Tim Martin

Should he stay or should he go?

The Melody, a hazy allegory about ageing, is remorselessly slow moving. Baroque vocabulary and endless equivocation don’t help

issue 03 March 2018

This remorselessly slow-moving, hazily allegorical drama about ageing and xenophobia is Jim Crace’s 12th book, and the first to appear since he announced his retirement from writing in 2013. Like much of his other work, it lays its scene in a topographical and temporal bubble of the author’s own devising, where recognisable aspects of society and geography are almost imperceptibly twisted away from true.

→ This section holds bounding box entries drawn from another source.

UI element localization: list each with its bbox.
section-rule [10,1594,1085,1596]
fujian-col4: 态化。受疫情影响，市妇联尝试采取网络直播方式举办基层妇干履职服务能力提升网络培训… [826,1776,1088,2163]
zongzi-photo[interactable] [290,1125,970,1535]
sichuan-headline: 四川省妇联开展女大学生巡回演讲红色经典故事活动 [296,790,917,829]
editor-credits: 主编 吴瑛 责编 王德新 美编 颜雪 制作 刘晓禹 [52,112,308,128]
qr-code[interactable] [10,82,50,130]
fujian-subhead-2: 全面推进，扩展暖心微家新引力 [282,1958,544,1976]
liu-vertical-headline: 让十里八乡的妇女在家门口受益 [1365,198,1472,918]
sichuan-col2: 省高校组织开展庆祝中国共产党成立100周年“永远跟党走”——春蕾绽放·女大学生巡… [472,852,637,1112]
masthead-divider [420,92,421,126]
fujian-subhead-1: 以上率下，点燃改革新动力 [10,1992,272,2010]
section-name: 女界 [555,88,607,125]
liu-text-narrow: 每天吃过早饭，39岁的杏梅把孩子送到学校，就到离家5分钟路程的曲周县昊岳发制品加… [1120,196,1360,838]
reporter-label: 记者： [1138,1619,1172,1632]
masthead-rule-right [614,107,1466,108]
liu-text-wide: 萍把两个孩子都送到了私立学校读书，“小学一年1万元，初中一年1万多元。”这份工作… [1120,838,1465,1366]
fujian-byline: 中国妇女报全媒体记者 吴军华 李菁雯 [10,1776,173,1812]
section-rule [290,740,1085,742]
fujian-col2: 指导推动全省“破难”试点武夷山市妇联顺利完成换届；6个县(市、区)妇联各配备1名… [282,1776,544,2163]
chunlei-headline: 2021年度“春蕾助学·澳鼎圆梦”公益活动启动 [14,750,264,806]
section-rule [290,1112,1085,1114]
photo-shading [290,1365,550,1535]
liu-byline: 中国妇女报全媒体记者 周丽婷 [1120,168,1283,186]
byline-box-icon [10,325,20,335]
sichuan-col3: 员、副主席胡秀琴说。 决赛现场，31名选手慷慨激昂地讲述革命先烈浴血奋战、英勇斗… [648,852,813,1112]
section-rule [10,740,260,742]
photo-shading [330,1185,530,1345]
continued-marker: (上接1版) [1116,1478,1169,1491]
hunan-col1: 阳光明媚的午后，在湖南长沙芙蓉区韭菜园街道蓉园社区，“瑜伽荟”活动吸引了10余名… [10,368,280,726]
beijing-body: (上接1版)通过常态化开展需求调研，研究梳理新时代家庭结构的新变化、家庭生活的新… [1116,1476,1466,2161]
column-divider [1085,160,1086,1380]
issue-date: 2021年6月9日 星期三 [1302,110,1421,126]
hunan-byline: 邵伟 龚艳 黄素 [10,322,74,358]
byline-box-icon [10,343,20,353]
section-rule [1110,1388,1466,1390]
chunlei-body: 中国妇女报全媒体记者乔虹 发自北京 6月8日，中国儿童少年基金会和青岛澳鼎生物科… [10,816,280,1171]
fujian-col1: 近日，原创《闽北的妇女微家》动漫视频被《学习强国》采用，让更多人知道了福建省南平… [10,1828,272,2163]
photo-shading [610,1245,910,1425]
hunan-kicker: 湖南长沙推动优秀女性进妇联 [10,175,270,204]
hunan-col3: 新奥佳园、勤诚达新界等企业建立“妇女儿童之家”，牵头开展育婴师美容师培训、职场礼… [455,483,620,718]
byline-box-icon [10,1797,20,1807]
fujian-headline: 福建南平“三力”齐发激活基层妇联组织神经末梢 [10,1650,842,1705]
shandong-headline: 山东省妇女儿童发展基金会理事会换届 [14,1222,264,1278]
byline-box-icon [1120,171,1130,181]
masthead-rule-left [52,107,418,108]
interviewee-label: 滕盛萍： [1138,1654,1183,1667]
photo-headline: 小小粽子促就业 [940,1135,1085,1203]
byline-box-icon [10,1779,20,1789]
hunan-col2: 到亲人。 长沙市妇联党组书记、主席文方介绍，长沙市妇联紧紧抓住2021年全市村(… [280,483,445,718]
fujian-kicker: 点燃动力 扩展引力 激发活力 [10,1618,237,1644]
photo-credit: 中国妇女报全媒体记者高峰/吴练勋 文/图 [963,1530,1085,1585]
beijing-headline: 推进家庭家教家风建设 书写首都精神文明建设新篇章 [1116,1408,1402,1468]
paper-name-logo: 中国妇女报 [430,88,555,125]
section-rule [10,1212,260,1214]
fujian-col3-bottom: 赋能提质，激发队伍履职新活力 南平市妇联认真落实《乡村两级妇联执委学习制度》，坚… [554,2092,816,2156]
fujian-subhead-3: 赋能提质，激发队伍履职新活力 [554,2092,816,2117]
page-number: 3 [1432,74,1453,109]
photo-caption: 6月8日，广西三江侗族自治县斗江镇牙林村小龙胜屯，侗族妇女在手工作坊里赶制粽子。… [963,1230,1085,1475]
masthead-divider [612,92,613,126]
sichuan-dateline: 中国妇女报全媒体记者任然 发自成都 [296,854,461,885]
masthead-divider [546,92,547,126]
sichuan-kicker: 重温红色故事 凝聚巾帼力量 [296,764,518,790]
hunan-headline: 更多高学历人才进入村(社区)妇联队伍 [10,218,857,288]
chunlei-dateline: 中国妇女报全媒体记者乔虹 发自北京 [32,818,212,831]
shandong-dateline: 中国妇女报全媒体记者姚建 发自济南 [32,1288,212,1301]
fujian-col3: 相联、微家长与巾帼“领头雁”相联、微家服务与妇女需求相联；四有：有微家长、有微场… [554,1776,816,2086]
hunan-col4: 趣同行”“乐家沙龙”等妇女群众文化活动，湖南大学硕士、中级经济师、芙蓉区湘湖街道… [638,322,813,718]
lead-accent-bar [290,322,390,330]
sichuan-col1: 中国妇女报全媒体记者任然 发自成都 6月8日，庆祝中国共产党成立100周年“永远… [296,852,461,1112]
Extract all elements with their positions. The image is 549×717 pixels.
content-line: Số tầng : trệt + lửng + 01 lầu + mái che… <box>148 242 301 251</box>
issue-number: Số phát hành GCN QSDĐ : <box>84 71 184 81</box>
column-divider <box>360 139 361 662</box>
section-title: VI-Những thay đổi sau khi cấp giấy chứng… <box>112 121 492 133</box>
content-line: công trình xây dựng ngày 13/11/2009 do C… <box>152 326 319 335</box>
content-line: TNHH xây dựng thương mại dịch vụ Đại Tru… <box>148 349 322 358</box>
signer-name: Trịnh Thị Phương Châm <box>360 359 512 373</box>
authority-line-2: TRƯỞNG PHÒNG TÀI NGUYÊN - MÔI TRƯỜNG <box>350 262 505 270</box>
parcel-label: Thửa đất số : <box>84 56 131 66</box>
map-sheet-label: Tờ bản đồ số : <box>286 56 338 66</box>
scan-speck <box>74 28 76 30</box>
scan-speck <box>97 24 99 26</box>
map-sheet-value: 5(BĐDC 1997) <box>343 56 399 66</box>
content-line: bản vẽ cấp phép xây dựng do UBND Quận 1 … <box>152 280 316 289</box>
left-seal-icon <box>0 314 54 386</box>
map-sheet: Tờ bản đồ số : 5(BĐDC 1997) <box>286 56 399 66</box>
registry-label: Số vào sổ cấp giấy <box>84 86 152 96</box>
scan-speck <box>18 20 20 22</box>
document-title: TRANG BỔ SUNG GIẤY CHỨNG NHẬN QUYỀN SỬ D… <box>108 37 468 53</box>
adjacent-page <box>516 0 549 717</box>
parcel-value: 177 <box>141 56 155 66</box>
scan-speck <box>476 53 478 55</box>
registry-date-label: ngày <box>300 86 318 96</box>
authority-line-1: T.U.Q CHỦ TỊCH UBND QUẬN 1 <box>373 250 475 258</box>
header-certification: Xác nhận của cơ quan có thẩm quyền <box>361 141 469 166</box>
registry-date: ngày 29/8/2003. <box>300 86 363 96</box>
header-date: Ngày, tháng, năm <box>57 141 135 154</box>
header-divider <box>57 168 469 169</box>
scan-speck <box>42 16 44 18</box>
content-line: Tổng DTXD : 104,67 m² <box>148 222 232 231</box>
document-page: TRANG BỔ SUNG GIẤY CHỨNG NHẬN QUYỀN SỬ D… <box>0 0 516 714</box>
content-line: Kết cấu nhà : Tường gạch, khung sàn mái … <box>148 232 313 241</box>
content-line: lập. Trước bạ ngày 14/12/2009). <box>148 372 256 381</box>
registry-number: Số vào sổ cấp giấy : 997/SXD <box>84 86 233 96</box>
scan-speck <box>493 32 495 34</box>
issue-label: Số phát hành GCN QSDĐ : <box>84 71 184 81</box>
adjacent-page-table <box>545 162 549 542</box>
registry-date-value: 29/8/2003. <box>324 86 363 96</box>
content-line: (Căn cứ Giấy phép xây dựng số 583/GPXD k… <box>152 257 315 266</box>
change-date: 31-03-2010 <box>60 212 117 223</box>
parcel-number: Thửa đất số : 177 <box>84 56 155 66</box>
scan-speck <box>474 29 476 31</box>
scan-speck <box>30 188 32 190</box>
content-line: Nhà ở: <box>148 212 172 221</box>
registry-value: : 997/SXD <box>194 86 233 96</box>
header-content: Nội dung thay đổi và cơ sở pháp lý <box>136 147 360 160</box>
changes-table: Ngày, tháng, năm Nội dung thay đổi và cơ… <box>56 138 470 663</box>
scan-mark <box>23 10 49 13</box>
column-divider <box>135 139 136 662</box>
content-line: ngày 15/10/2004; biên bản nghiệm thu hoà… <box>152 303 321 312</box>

The place is a nameless seaside community that isn’t in France, Italy, Malta, Greece or seemingly anywhere, but where people are called Dell’Ova and Busi and Pencillon and Klein; the period falls hazily between the invention of the phonograph and ‘the chilling advent of packaged frozen food’, but villagers still shiver medievally about beasts in the woods and one character adopts the strangely modern custom of calling herself ‘Lexxx’.

The narrative drifts along in the wake of Alfred Busi, a sixtysomething crooner who ‘in his time had sung in the greatest halls and auditoriums’ but who, as the novel opens, haunts a shadowy mansion on the town’s seafront, mourning his dead wife.